I am trying to use UMI tools to create a genes x counts matrix for a single-cell RNA-Seq dataset. This can be done using the umi_tools count
command.
Below are two (sam formatted) lines from my input file. Read assignment status is denoted using the XS flag and gene ID is denoted using the XT flag.

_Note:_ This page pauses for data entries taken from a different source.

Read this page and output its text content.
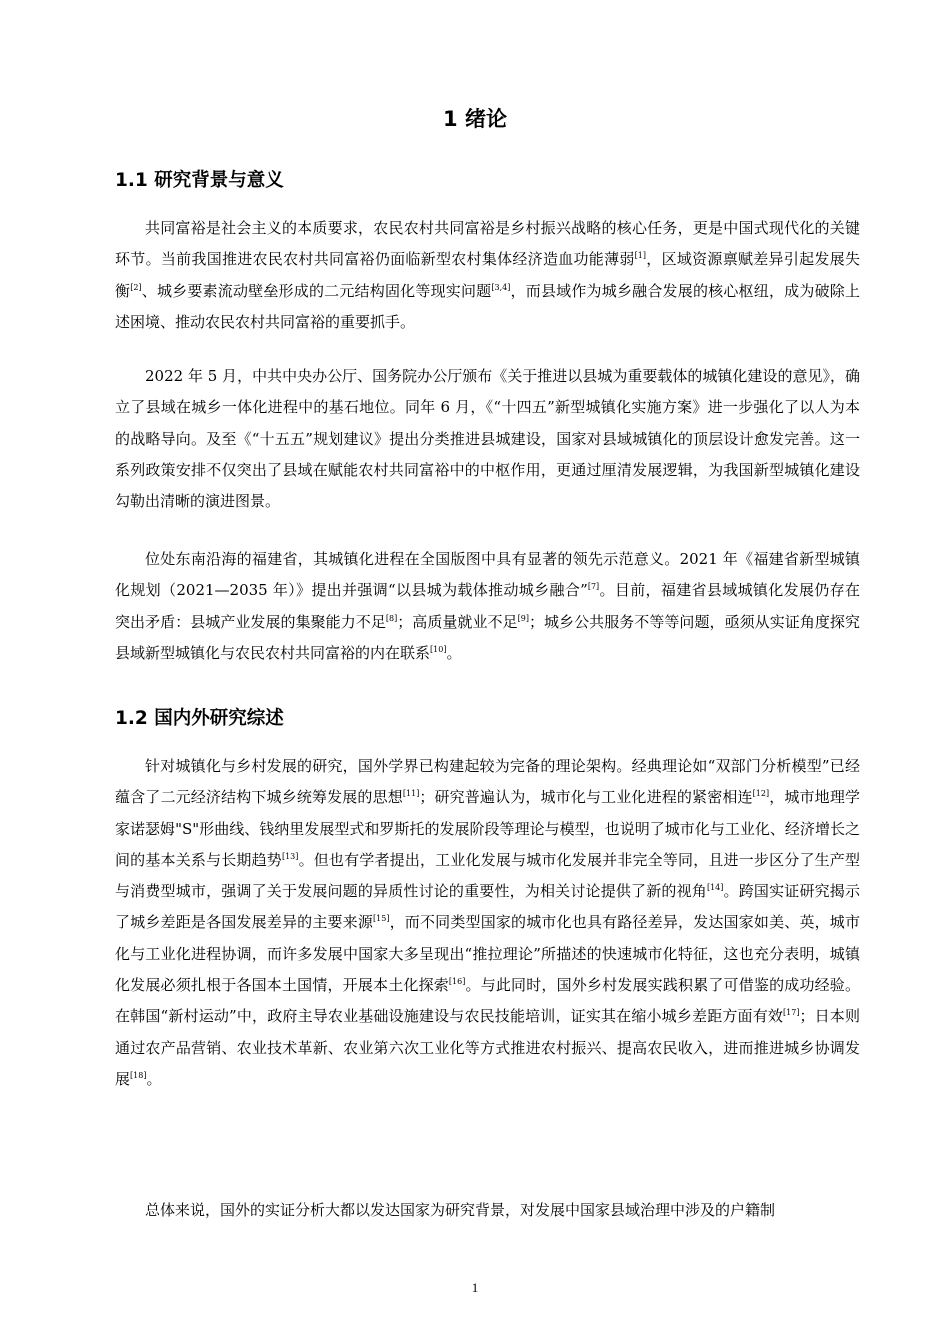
1 绪论
1.1 研究背景与意义
共同富裕是社会主义的本质要求，农民农村共同富裕是乡村振兴战略的核心任务，更是中国式现代化的关键环节。当前我国推进农民农村共同富裕仍面临新型农村集体经济造血功能薄弱[1]，区域资源禀赋差异引起发展失衡[2]、城乡要素流动壁垒形成的二元结构固化等现实问题[3,4]，而县域作为城乡融合发展的核心枢纽，成为破除上述困境、推动农民农村共同富裕的重要抓手。
2022 年 5 月，中共中央办公厅、国务院办公厅颁布《关于推进以县城为重要载体的城镇化建设的意见》，确立了县域在城乡一体化进程中的基石地位。同年 6 月，《“十四五”新型城镇化实施方案》进一步强化了以人为本的战略导向。及至《“十五五”规划建议》提出分类推进县城建设，国家对县域城镇化的顶层设计愈发完善。这一系列政策安排不仅突出了县域在赋能农村共同富裕中的中枢作用，更通过厘清发展逻辑，为我国新型城镇化建设勾勒出清晰的演进图景。
位处东南沿海的福建省，其城镇化进程在全国版图中具有显著的领先示范意义。2021 年《福建省新型城镇化规划（2021—2035 年）》提出并强调“以县城为载体推动城乡融合”[7]。目前，福建省县域城镇化发展仍存在突出矛盾：县城产业发展的集聚能力不足[8]；高质量就业不足[9]；城乡公共服务不等等问题，亟须从实证角度探究县域新型城镇化与农民农村共同富裕的内在联系[10]。
1.2 国内外研究综述
针对城镇化与乡村发展的研究，国外学界已构建起较为完备的理论架构。经典理论如“双部门分析模型”已经蕴含了二元经济结构下城乡统筹发展的思想[11]；研究普遍认为，城市化与工业化进程的紧密相连[12]，城市地理学家诺瑟姆"S"形曲线、钱纳里发展型式和罗斯托的发展阶段等理论与模型，也说明了城市化与工业化、经济增长之间的基本关系与长期趋势[13]。但也有学者提出，工业化发展与城市化发展并非完全等同，且进一步区分了生产型与消费型城市，强调了关于发展问题的异质性讨论的重要性，为相关讨论提供了新的视角[14]。跨国实证研究揭示了城乡差距是各国发展差异的主要来源[15]，而不同类型国家的城市化也具有路径差异，发达国家如美、英，城市化与工业化进程协调，而许多发展中国家大多呈现出“推拉理论”所描述的快速城市化特征，这也充分表明，城镇化发展必须扎根于各国本土国情，开展本土化探索[16]。与此同时，国外乡村发展实践积累了可借鉴的成功经验。在韩国“新村运动”中，政府主导农业基础设施建设与农民技能培训，证实其在缩小城乡差距方面有效[17]；日本则通过农产品营销、农业技术革新、农业第六次工业化等方式推进农村振兴、提高农民收入，进而推进城乡协调发展[18]。
总体来说，国外的实证分析大都以发达国家为研究背景，对发展中国家县域治理中涉及的户籍制
1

A00303:172:HKJVWDRXX:2:2265:15555:10614_AGCATTCGAGATCGCAAATCCGTCATCCAAGATCGCAGTGGCC_CGATCGGGAA 16 1 4912891 3 109M42S * 0 0 TGACTGTCCTGGAACTCACTCTGTAGACCAGGCTGGCCTCGAATTCAGAAATCCACCTGCCTCTGCCTCCCAAGTGCTGGGATTAAAGGCATGTGCCACCACTGTCCGGTGAAACTGGGAGTTTTAACCAACTCCACTTGCTCTACTGGGA FFFFFFFFFFFFFFFFFFFFFFFFFFFFFFFFFFFFFFFFFFFFFFFFFFFFFFFFFFFFFFFFFFFFFFFFFFFFFFFFFFFFFF:FFFFFFFFFFFFFFFFFFFFFFFFFFFFFFFFFFFFFFFFFFFFFFFFFFFFFFFFFFFFFFFF NH:i:2 HI:i:2 AS:i:99 nM:i:4 XS:Z:Assigned XN:i:1 XT:Z:Rgs20
A00303:172:HKJVWDRXX:1:2110:16034:12633_AGCATTCGTATCAGCAGGAGAACAATCCAACAGCAGAGTGGCC_CACAATTGGC 272 1 5267364 0 28S121M * 0 0 GCCAGAGCATTCGTATCAGCATTTTTTTTTTTTTGTGTTTAGGAAATTGTATCTTAGATCTTGGGTATCTTAGGTTTTGGGCTAATATCCACTTATCAGTGAGTACATATTGTGTGAGTTCCTTTGTGAATGTGTTACCTCACTCAGGA FFFFFFFFFFFFFFFFFFFFFFFFFFFFFFF:FFFFFFF:FFFFFFF:FFFFFFFF,FFFF,FFFFFFFFFFFFFFFFFFFFFFF:F,FFFFF:FFF:FFFFFFF:FFFFFFFFFFFFFFFF:FFFFFFFFFFFFFFFFFFFFFFFFF: NH:i:7 HI:i:4 AS:i:113 nM:i:3 XS:Z:Unassigned_NoFeatures
I know the dataset has the following numbers of assigned and unassigned reads.
Total reads: 8449032 Assigned reads: 7446773 Unassigned reads: 619281
To count this dataset i am using the following command:
umi_tools count --wide-format-cell-counts --per-gene --gene-tag=XT --assigned-status-tag=XS --per-cell -I assigned_sorted.bam -S counts.tsv.gz
However i get the following output with only ~30,000 reads tallied.
INFO Input Reads: 8449032
INFO Read skipped, no tag: 1002259
INFO Number of reads counted: 30971
Does anyone know how i can improve the percentage of assigned reads that are tallied using umi_tools count
?
When I add the
--ignore-umi
option i get a similarly low number of reads (22,727). I will try to extract the number of counts and unique UMIs to confirm that this is not the issue.When you
--ignore-umi
you will only keep one read per position. Because here your "positions" are genes, rather than co-ordinates, it will only keep one read per gene.Looking at the number of unique UMIs will help, but not completely solve your problem, because UMI-tools will collapse UMIs that are different if certain criteria are met: 1) The two UMIs are different at fewer than (by default) 1 position and 2) The number of reads with UMI1 is more than twice that of UMI2.
The assigned reads bit look right to me: 8,449,031 total reads of which 7,446,773 are assigned, leaves approx 1 million unassigned. Which is what UMI-tools reports.